Small interfering RNA (siRNA) drugs are a type of treatment that targets and silences specific genes involved in genetic disorders. Yet, these drugs face difficulties because they can inadvertently silence genes that are not the intended targets, leading to unwanted side effects. A research group from Nagoya University in Japan has successfully modified siRNA using formamide to minimize the chances of these off-target effects, thereby enhancing the safety of siRNA therapies for genetic conditions. Their findings have been reported in Nucleic Acids Research.
siRNAs are short, double-stranded RNA molecules that interact with messenger RNA (mRNA) – the template for protein production – to prevent its expression. By targeting and silencing the genes responsible for producing harmful proteins, siRNAs have the potential to treat a variety of genetic diseases.

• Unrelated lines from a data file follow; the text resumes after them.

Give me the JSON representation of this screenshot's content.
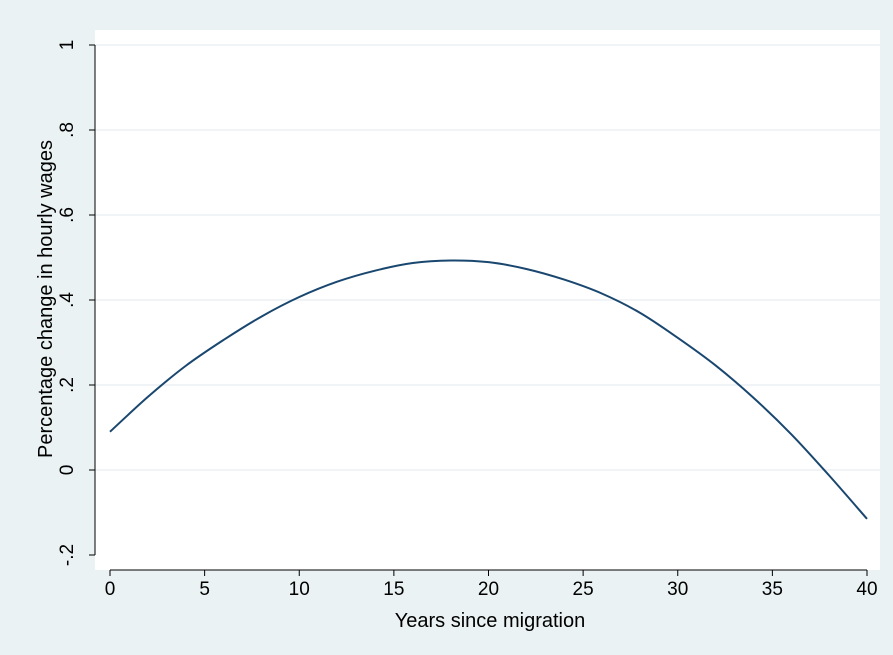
{
  "chart_data": {
    "type": "line",
    "title": "",
    "xlabel": "Years since migration",
    "ylabel": "Percentage change in hourly wages",
    "xlim": [
      0,
      40
    ],
    "ylim": [
      -0.2,
      1
    ],
    "x_ticks": [
      0,
      5,
      10,
      15,
      20,
      25,
      30,
      35,
      40
    ],
    "x_tick_labels": [
      "0",
      "5",
      "10",
      "15",
      "20",
      "25",
      "30",
      "35",
      "40"
    ],
    "y_ticks": [
      -0.2,
      0,
      0.2,
      0.4,
      0.6,
      0.8,
      1
    ],
    "y_tick_labels": [
      "-.2",
      "0",
      ".2",
      ".4",
      ".6",
      ".8",
      "1"
    ],
    "grid": true,
    "legend": "none",
    "colors": {
      "background": "#eaf2f3",
      "plot_background": "#ffffff",
      "grid": "#e6eef0",
      "line": "#1a476f"
    },
    "series": [
      {
        "x": [
          0,
          2,
          4,
          6,
          8,
          10,
          12,
          14,
          16,
          18,
          20,
          22,
          24,
          26,
          28,
          30,
          32,
          34,
          36,
          38,
          40
        ],
        "values": [
          0.09,
          0.172,
          0.245,
          0.306,
          0.361,
          0.407,
          0.443,
          0.469,
          0.487,
          0.493,
          0.489,
          0.473,
          0.448,
          0.415,
          0.37,
          0.311,
          0.246,
          0.17,
          0.084,
          -0.013,
          -0.115
        ]
      }
    ]
  }
}
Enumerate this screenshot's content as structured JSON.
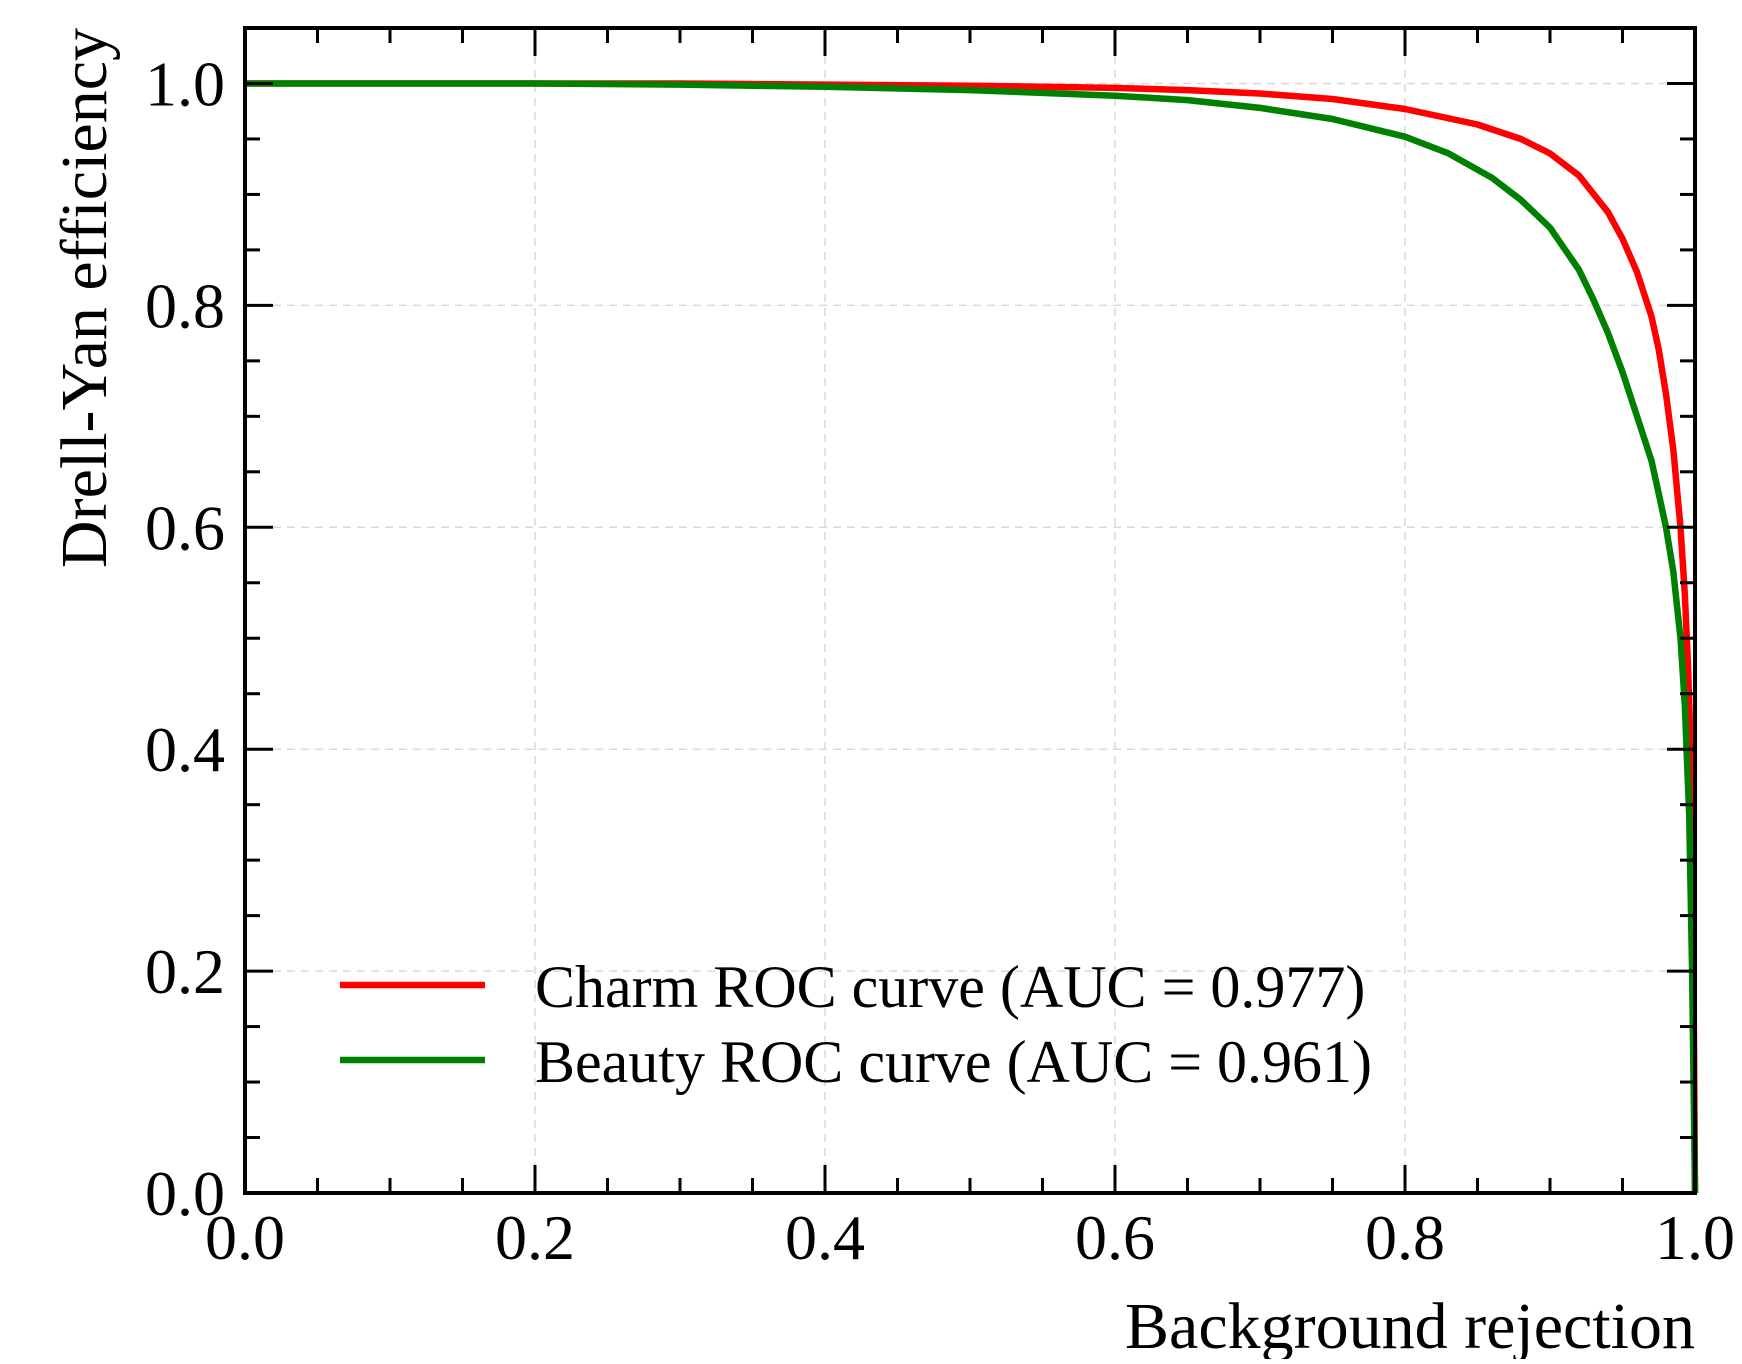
{
  "chart_data": {
    "type": "line",
    "xlabel": "Background rejection",
    "ylabel": "Drell-Yan efficiency",
    "xlim": [
      0.0,
      1.0
    ],
    "ylim": [
      0.0,
      1.05
    ],
    "xticks": [
      "0.0",
      "0.2",
      "0.4",
      "0.6",
      "0.8",
      "1.0"
    ],
    "yticks": [
      "0.0",
      "0.2",
      "0.4",
      "0.6",
      "0.8",
      "1.0"
    ],
    "grid": true,
    "legend_position": "lower-left",
    "series": [
      {
        "name": "Charm ROC curve (AUC = 0.977)",
        "color": "#ff0000",
        "x": [
          0.0,
          0.1,
          0.2,
          0.3,
          0.4,
          0.5,
          0.6,
          0.65,
          0.7,
          0.75,
          0.8,
          0.85,
          0.88,
          0.9,
          0.92,
          0.94,
          0.95,
          0.96,
          0.97,
          0.975,
          0.98,
          0.985,
          0.99,
          0.993,
          0.995,
          0.997,
          0.999,
          1.0
        ],
        "y": [
          1.0,
          1.0,
          1.0,
          1.0,
          0.999,
          0.998,
          0.996,
          0.994,
          0.991,
          0.986,
          0.977,
          0.963,
          0.95,
          0.937,
          0.917,
          0.884,
          0.86,
          0.83,
          0.79,
          0.76,
          0.72,
          0.67,
          0.6,
          0.54,
          0.48,
          0.4,
          0.2,
          0.0
        ]
      },
      {
        "name": "Beauty ROC curve (AUC = 0.961)",
        "color": "#008000",
        "x": [
          0.0,
          0.1,
          0.2,
          0.3,
          0.4,
          0.5,
          0.6,
          0.65,
          0.7,
          0.75,
          0.8,
          0.83,
          0.86,
          0.88,
          0.9,
          0.92,
          0.93,
          0.94,
          0.95,
          0.96,
          0.97,
          0.975,
          0.98,
          0.985,
          0.99,
          0.993,
          0.996,
          0.998,
          1.0
        ],
        "y": [
          1.0,
          1.0,
          1.0,
          0.999,
          0.997,
          0.994,
          0.989,
          0.985,
          0.978,
          0.968,
          0.952,
          0.937,
          0.915,
          0.895,
          0.87,
          0.832,
          0.805,
          0.775,
          0.74,
          0.7,
          0.66,
          0.63,
          0.6,
          0.56,
          0.5,
          0.44,
          0.34,
          0.2,
          0.0
        ]
      }
    ]
  }
}
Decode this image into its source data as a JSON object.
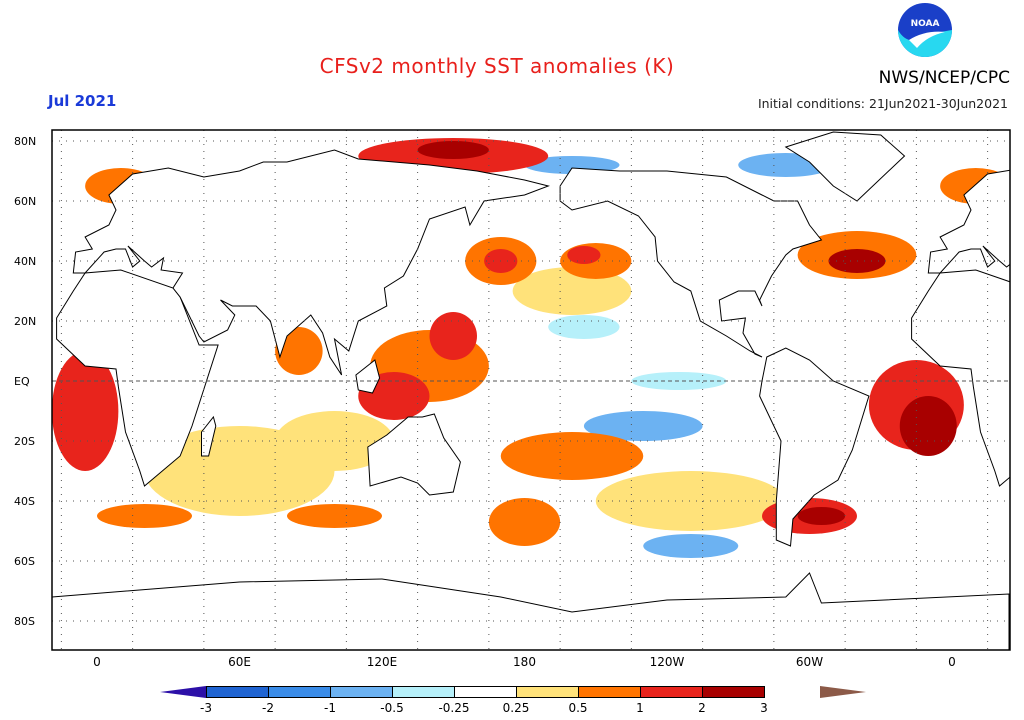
{
  "header": {
    "title": "CFSv2 monthly SST anomalies (K)",
    "valid_month": "Jul 2021",
    "initial_conditions": "Initial conditions: 21Jun2021-30Jun2021",
    "agency": "NWS/NCEP/CPC",
    "logo_text": "NOAA"
  },
  "chart_data": {
    "type": "heatmap",
    "title": "CFSv2 monthly SST anomalies (K)",
    "variable_units": "K",
    "lat_ticks": [
      "80N",
      "60N",
      "40N",
      "20N",
      "EQ",
      "20S",
      "40S",
      "60S",
      "80S"
    ],
    "lat_values": [
      80,
      60,
      40,
      20,
      0,
      -20,
      -40,
      -60,
      -80
    ],
    "lon_ticks": [
      "0",
      "60E",
      "120E",
      "180",
      "120W",
      "60W",
      "0"
    ],
    "lon_values": [
      0,
      60,
      120,
      180,
      240,
      300,
      360
    ],
    "grid": "dotted",
    "colorbar": {
      "tick_labels": [
        "-3",
        "-2",
        "-1",
        "-0.5",
        "-0.25",
        "0.25",
        "0.5",
        "1",
        "2",
        "3"
      ],
      "levels": [
        -3,
        -2,
        -1,
        -0.5,
        -0.25,
        0.25,
        0.5,
        1,
        2,
        3
      ],
      "colors": [
        "#2c10a8",
        "#1f64d2",
        "#3a8ce8",
        "#6cb2f2",
        "#b6f0fa",
        "#ffffff",
        "#ffe27a",
        "#ff7400",
        "#e8241c",
        "#a80000",
        "#8c5a48"
      ],
      "placement": "bottom"
    },
    "anomaly_regions": [
      {
        "lon": 60,
        "lat": -30,
        "rlon": 40,
        "rlat": 15,
        "value": 0.3
      },
      {
        "lon": 250,
        "lat": -40,
        "rlon": 40,
        "rlat": 10,
        "value": 0.3
      },
      {
        "lon": 200,
        "lat": 30,
        "rlon": 25,
        "rlat": 8,
        "value": 0.3
      },
      {
        "lon": 100,
        "lat": -20,
        "rlon": 25,
        "rlat": 10,
        "value": 0.3
      },
      {
        "lon": 230,
        "lat": -15,
        "rlon": 25,
        "rlat": 5,
        "value": -0.6
      },
      {
        "lon": 245,
        "lat": 0,
        "rlon": 20,
        "rlat": 3,
        "value": -0.4
      },
      {
        "lon": 205,
        "lat": 18,
        "rlon": 15,
        "rlat": 4,
        "value": -0.4
      },
      {
        "lon": 250,
        "lat": -55,
        "rlon": 20,
        "rlat": 4,
        "value": -0.6
      },
      {
        "lon": 200,
        "lat": 72,
        "rlon": 20,
        "rlat": 3,
        "value": -0.6
      },
      {
        "lon": 290,
        "lat": 72,
        "rlon": 20,
        "rlat": 4,
        "value": -0.6
      },
      {
        "lon": 320,
        "lat": 42,
        "rlon": 25,
        "rlat": 8,
        "value": 0.8
      },
      {
        "lon": 320,
        "lat": 40,
        "rlon": 12,
        "rlat": 4,
        "value": 2.5
      },
      {
        "lon": -5,
        "lat": -10,
        "rlon": 14,
        "rlat": 20,
        "value": 1.5
      },
      {
        "lon": 345,
        "lat": -8,
        "rlon": 20,
        "rlat": 15,
        "value": 1.5
      },
      {
        "lon": 350,
        "lat": -15,
        "rlon": 12,
        "rlat": 10,
        "value": 2.5
      },
      {
        "lon": 85,
        "lat": 10,
        "rlon": 10,
        "rlat": 8,
        "value": 0.8
      },
      {
        "lon": 140,
        "lat": 5,
        "rlon": 25,
        "rlat": 12,
        "value": 0.8
      },
      {
        "lon": 125,
        "lat": -5,
        "rlon": 15,
        "rlat": 8,
        "value": 1.5
      },
      {
        "lon": 150,
        "lat": 15,
        "rlon": 10,
        "rlat": 8,
        "value": 1.5
      },
      {
        "lon": 170,
        "lat": 40,
        "rlon": 15,
        "rlat": 8,
        "value": 0.8
      },
      {
        "lon": 170,
        "lat": 40,
        "rlon": 7,
        "rlat": 4,
        "value": 1.5
      },
      {
        "lon": 210,
        "lat": 40,
        "rlon": 15,
        "rlat": 6,
        "value": 0.8
      },
      {
        "lon": 205,
        "lat": 42,
        "rlon": 7,
        "rlat": 3,
        "value": 1.5
      },
      {
        "lon": 200,
        "lat": -25,
        "rlon": 30,
        "rlat": 8,
        "value": 0.8
      },
      {
        "lon": 180,
        "lat": -47,
        "rlon": 15,
        "rlat": 8,
        "value": 0.8
      },
      {
        "lon": 300,
        "lat": -45,
        "rlon": 20,
        "rlat": 6,
        "value": 1.5
      },
      {
        "lon": 305,
        "lat": -45,
        "rlon": 10,
        "rlat": 3,
        "value": 2.5
      },
      {
        "lon": 20,
        "lat": -45,
        "rlon": 20,
        "rlat": 4,
        "value": 0.8
      },
      {
        "lon": 100,
        "lat": -45,
        "rlon": 20,
        "rlat": 4,
        "value": 0.8
      },
      {
        "lon": 150,
        "lat": 75,
        "rlon": 40,
        "rlat": 6,
        "value": 1.5
      },
      {
        "lon": 150,
        "lat": 77,
        "rlon": 15,
        "rlat": 3,
        "value": 2.5
      },
      {
        "lon": 10,
        "lat": 65,
        "rlon": 15,
        "rlat": 6,
        "value": 0.8
      },
      {
        "lon": 370,
        "lat": 65,
        "rlon": 15,
        "rlat": 6,
        "value": 0.8
      }
    ]
  }
}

Nonetheless, the effectiveness of siRNA treatments can be compromised by off-target effects. These occur when siRNAs mistakenly interact with mRNA strands that are not their intended targets. Such interactions can disrupt critical genes, leading to harmful changes in cellular functions and negatively affecting the immune system.
A key factor contributing to off-target effects is a seven-nucleotide sequence known as the seed region, found in the guide strand of the siRNA. This region plays a vital role in identifying the correct target. Off-target effects often arise when this seed region matches with non-target mRNA strands.
Professor Hiroshi Abe noted, “Off-target effects likely occur when there are unintended non-target mRNAs that can base pair with the siRNA’s seed region. We discovered that we could minimize these effects by altering the pairing capacity or the stability of the double-strand in this seed region through chemical modifications. This approach ensures a stable complex forms only when the entire guide strand properly binds to the intended target mRNA.”
Professor Abe and his student Kohei Nomura utilized a formamide modification in this critical area of the siRNA. Formamide can prevent the formation of hydrogen bonds, which are essential for maintaining the stability of the mRNA double helix. By disrupting these hydrogen bonds, formamide causes the mRNA strands to destabilize and separate. This decrease in strand stability makes it difficult for non-target mRNAs to bind with the seed region of the siRNA, thereby lowering the risk of off-target interactions.
“Our modification effectively reduces off-target effects with greater efficiency than current chemical modifications,” Abe explained. “By implementing the modification at just one position, we achieved the desired outcomes and allowed for more versatile siRNA sequence designs.”
The chemically modified siRNAs developed through this technique are expected to lead to siRNA drugs with fewer side effects. Nomura sees the potential for this research to contribute to the development of siRNA therapies for conditions such as hereditary transthyretin amyloidosis, acute hepatic porphyria, primary hyperoxaluria type 1, primary hypercholesterolemia, and mixed dyslipidemia.